The reason for Council’s approach is due to its inability to fund infrastructure necessary to support the development of growth all at once. This will enable the sustainable management of growth for the social and economic wellbeing of the community and meet the needs of future generations.

​Objective Policies​
Any development of land is carried out in a manner which reflects the physical constraints on its use and development, and minimises any adverse effects on the environment. ​ ​
Development of land shall:
​i.​Not result in increased risk of erosion, subsidence, slippage or inundation,
​ii.​Wherever possible, avoid or mitigate any adverse effects on water quality and quantity, and
​iii.​Avoid or mitigate adverse effects on significant infrastructure.​
Development shall be located and designed to maintain or enhance any:
​i.​Scheduled built heritage item,
​ii.​Archaeological and cultural site,
​iii.​Significant tree, and
​iv.​Significant natural area.​


Development of land often involves modification and this has the potential to cause or exacerbate adverse effects. These effects should be managed through the location and design of development.

​Objective Policies​
Land affected by soil contaminants is identified and made safe for its intended use before any change of use, development or subdivision.​
​ ​
Any use, development and subdivision shall minimise the adverse effects that may arise from land affected by soil contaminants.​​​
Land affected by soil contaminants shall be remediated to a level, or managed in a way, that is suitable for its intended use.​
Exposure arising from the ongoing use of land affected by soil contaminants shall be managed to avoid or mitigate the risk of adverse effects on human health.​


The use, development or subdivision of land that is contaminated or potentially contaminated could expose people to levels of contaminants which may be damaging to their health. This provides an objective and policy framework for assessing Discretionary Activities under the National Environmental Standard on Assessing and Managing Contaminants in the Soil to Protect Human Health. 

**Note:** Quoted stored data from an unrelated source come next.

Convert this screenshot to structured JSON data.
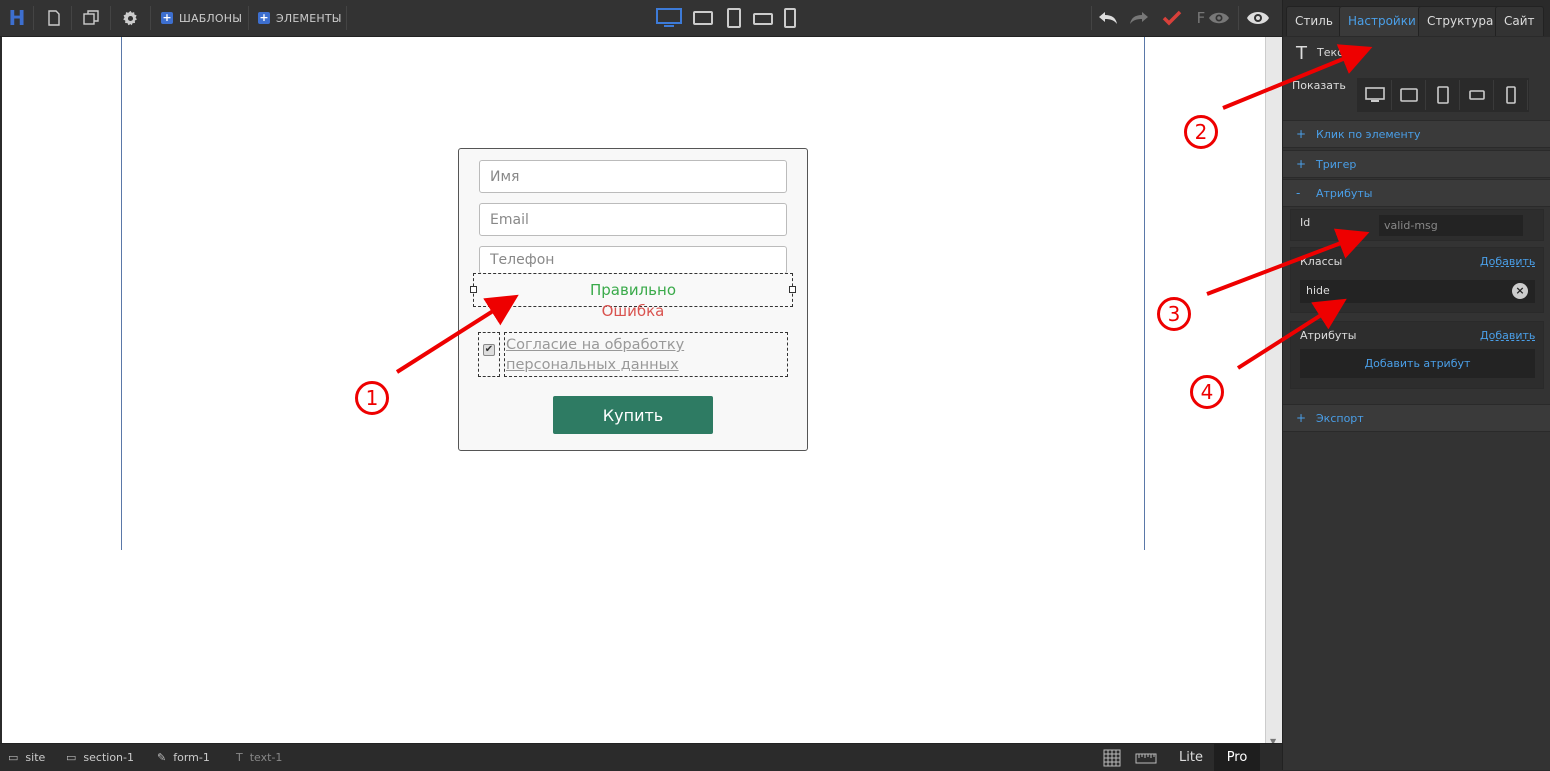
{
  "toolbar": {
    "logo": "H",
    "templates_label": "ШАБЛОНЫ",
    "elements_label": "ЭЛЕМЕНТЫ",
    "f_label": "F"
  },
  "form": {
    "name_placeholder": "Имя",
    "email_placeholder": "Email",
    "phone_placeholder": "Телефон",
    "valid_text": "Правильно",
    "error_text": "Ошибка",
    "consent_text": "Согласие на обработку персональных данных",
    "buy_label": "Купить",
    "checkbox_mark": "✔"
  },
  "statusbar": {
    "crumbs": [
      "site",
      "section-1",
      "form-1",
      "text-1"
    ],
    "lite": "Lite",
    "pro": "Pro"
  },
  "panel": {
    "tabs": [
      "Стиль",
      "Настройки",
      "Структура",
      "Сайт"
    ],
    "element_type": "Текст",
    "show_label": "Показать",
    "sections": {
      "click": "Клик по элементу",
      "trigger": "Тригер",
      "attributes": "Атрибуты",
      "export": "Экспорт"
    },
    "id_label": "Id",
    "id_value": "valid-msg",
    "classes_label": "Классы",
    "classes_add": "Добавить",
    "class_value": "hide",
    "attrs_label": "Атрибуты",
    "attrs_add": "Добавить",
    "add_attr_button": "Добавить атрибут"
  },
  "annotations": [
    "1",
    "2",
    "3",
    "4"
  ],
  "colors": {
    "accent": "#4a9fe8",
    "valid": "#3aaa4a",
    "error": "#d9534f",
    "button": "#2e7b63",
    "annotation": "#ee0000"
  }
}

Note: National Environmental Standards on Assessing and Managing Contaminant in Soil to Protect Human Health
1. The Resource Management (National Environmental Standard on Assessing and Managing Contaminants in Soil to Protect Human Health) Regulations 2011 apply to defined activities in specific circumstances.
2. Proposals to remove or replace a fuel storage system, sample soil, disturb soil, subdivide or change the use of land must consider whether this National Environmental Standard applies.
3. Council is responsible for applying and enforcing the provisions of National Environmental Standards. This National Environmental Standard provides standards relevant to managing the use, development and subdivision of contaminated or potentially contaminated land for the protection of human health. Refer to the Ministry for the Environment’s website for relevant documents and guidance material. 
4. This National Environmental Standard may alter the activity status of activities within this Plan, and additional standards, matters for assessment and criteria may apply. Council holds information that may assist in establishing whether activities on the Hazardous Activities and Industries List, as defined by the National Environmental Standard, currently or have previously operated on the land.
5. Activities may have other non-contaminated land related controls relevant to it that are found in other parts of the District Plan.